Protocol Buffers for Delphi

The project has a short name protobuf-delphi and ported some part of the project code from Protocol Buffers for Java. At that time, this project seemed to me clearer and cleaner in comparison to other implementations.

Code generator project status

A project for parsing and code generation is under construction. Now we have moved to the phase of code generation. You can send your code samples and your vision. Wishes will certainly be considered and welcomed.

Why did this project come into being

When Google uploaded the source code for Protocol Buffers to open source. I was amazed at the ideas behind it, the compactness of the data and its efficiency, the speed of its processing, especially compared to xml.

The first version of the port on Delphi was prepared in 2007, during the project on my main job. I had to transfer a large table with data to the client application. This operation was slow. The task was to somehow increase the speed of work. and reduce the amount of traffic sent from the server to the client application over https. Before that, XML was used for the same purposes.

After the transition to Protocol Buffers data format was completed, it became possible to download a lot more more data and significantly increase productivity.

Quite quickly, a port on Delphi was made, limited in functionality. Low-level protocol abstractions were implemented, there was no code generation. But this didn't prevent us from using it in web-services, and the functionality implemented was sufficient for the project.

Knowing the structure of the message, it was possible to send and receive data on this protocol. A year later I placed the code on the site https://sourceforge.net/p/protobuf-delphi.

Other Protocol Buffers applications

Probably many people will find it interesting to use for storage both on disk and inside the program.

If you know the features of physical storage of data in the protocol buffer, you can do interesting things.

At the beginning of a record there is a field that stores the length of the record.
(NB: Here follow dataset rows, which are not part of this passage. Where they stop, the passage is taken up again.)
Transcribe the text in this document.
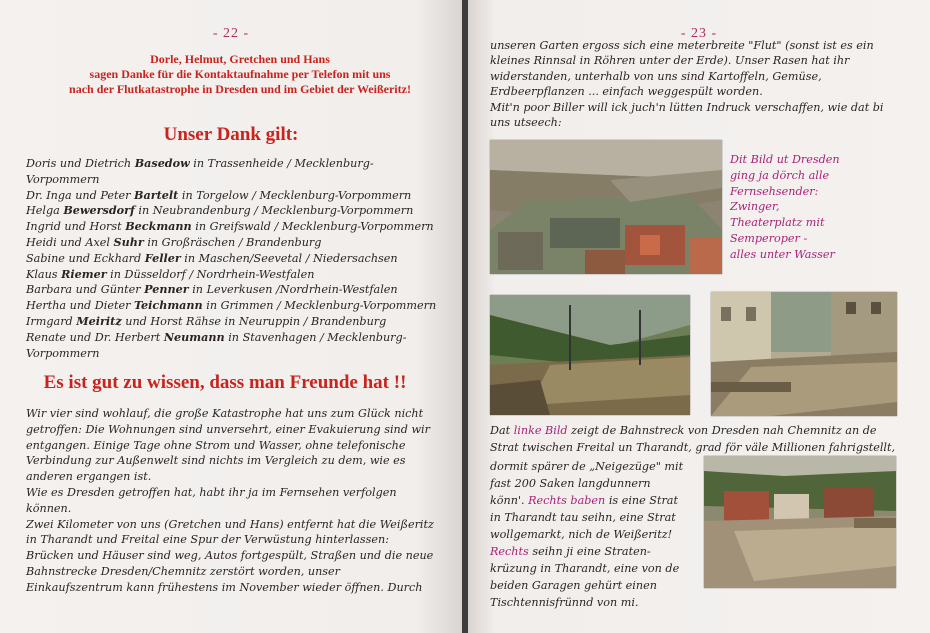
- 22 -
Dorle, Helmut, Gretchen und Hans
sagen Danke für die Kontaktaufnahme per Telefon mit uns
nach der Flutkatastrophe in Dresden und im Gebiet der Weißeritz!
Unser Dank gilt:
Doris und Dietrich Basedow in Trassenheide / Mecklenburg-
Vorpommern
Dr. Inga und Peter Bartelt in Torgelow / Mecklenburg-Vorpommern
Helga Bewersdorf in Neubrandenburg / Mecklenburg-Vorpommern
Ingrid und Horst Beckmann in Greifswald / Mecklenburg-Vorpommern
Heidi und Axel Suhr in Großräschen / Brandenburg
Sabine und Eckhard Feller in Maschen/Seevetal / Niedersachsen
Klaus Riemer in Düsseldorf / Nordrhein-Westfalen
Barbara und Günter Penner in Leverkusen /Nordrhein-Westfalen
Hertha und Dieter Teichmann in Grimmen / Mecklenburg-Vorpommern
Irmgard Meiritz und Horst Rähse in Neuruppin / Brandenburg
Renate und Dr. Herbert Neumann in Stavenhagen / Mecklenburg-
Vorpommern
Es ist gut zu wissen, dass man Freunde hat !!
Wir vier sind wohlauf, die große Katastrophe hat uns zum Glück nicht
getroffen: Die Wohnungen sind unversehrt, einer Evakuierung sind wir
entgangen. Einige Tage ohne Strom und Wasser, ohne telefonische
Verbindung zur Außenwelt sind nichts im Vergleich zu dem, wie es
anderen ergangen ist.
Wie es Dresden getroffen hat, habt ihr ja im Fernsehen verfolgen
können.
Zwei Kilometer von uns (Gretchen und Hans) entfernt hat die Weißeritz
in Tharandt und Freital eine Spur der Verwüstung hinterlassen:
Brücken und Häuser sind weg, Autos fortgespült, Straßen und die neue
Bahnstrecke Dresden/Chemnitz zerstört worden, unser
Einkaufszentrum kann frühestens im November wieder öffnen. Durch
- 23 -
unseren Garten ergoss sich eine meterbreite "Flut" (sonst ist es ein
kleines Rinnsal in Röhren unter der Erde). Unser Rasen hat ihr
widerstanden, unterhalb von uns sind Kartoffeln, Gemüse,
Erdbeerpflanzen ... einfach weggespült worden.
Mit'n poor Biller will ick juch'n lütten Indruck verschaffen, wie dat bi
uns utseech:
Dit Bild ut Dresden
ging ja dörch alle
Fernsehsender:
Zwinger,
Theaterplatz mit
Semperoper -
alles unter Wasser
Dat linke Bild zeigt de Bahnstreck von Dresden nah Chemnitz an de
Strat twischen Freital un Tharandt, grad för väle Millionen fahrigstellt,
dormit spärer de „Neigezüge" mit
fast 200 Saken langdunnern
könn'. Rechts baben is eine Strat
in Tharandt tau seihn, eine Strat
wollgemarkt, nich de Weißeritz!
Rechts seihn ji eine Straten-
krüzung in Tharandt, eine von de
beiden Garagen gehürt einen
Tischtennisfrünnd von mi.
You can also always skip unnecessary record fields. Depending on the type they have either a fixed length or if the field has a variable length, then the beginning of the field will contain the length of this field. So it is easy to separate the records from each other, and sometimes it can be useful to skip the unnecessary part of the record.

Data in the tree can be indexed by a B-tree structure or hashmap, for example. This allows you to get quick random access to the record you are looking for by key.

The reading process can be applied to a single packed record.

The data in this format have significant compression. compared to the usual storage of objects in memory:

• the binary data is written quite efficiently;
• fields with values equal to the default value are not written;
• to this structure, you can add a dictionary for frequently used character values.

In our project we have saved a lot of memory consumption. compared to storing normal objects. In some cases the gain was 20 or more times and without loss of data access speed. This is especially useful if the data is immutable.

Similar formats are used for physical data storage in industrial DBMS.

That is, in skillful hands, this data format is a powerful thing.

A bit of history

By the way, of course, not everything in this format is an invention of Google. Rather, little has been invented by Google.

IMHO legs grow out of ASN.1 format. When I saw the documentation of this format I was amazed how much they match.

The most important merit of Google in promoting this data format and in publishing the source code in open source.

ASN.1 is similar in purpose and use to protocol buffers and Apache Thrift, which are also interface description languages for cross-platform data serialization. Like those languages, it has a schema (in ASN.1, called a "module"), and a set of encodings, typically type-length-value encodings. However, ASN.1, defined in 1984, predates them by many years. It also includes a wider variety of basic data types, some of which are obsolete, and has more options for extensibility. A single ASN.1 message can include data from multiple modules defined in multiple standards, even standards defined years apart.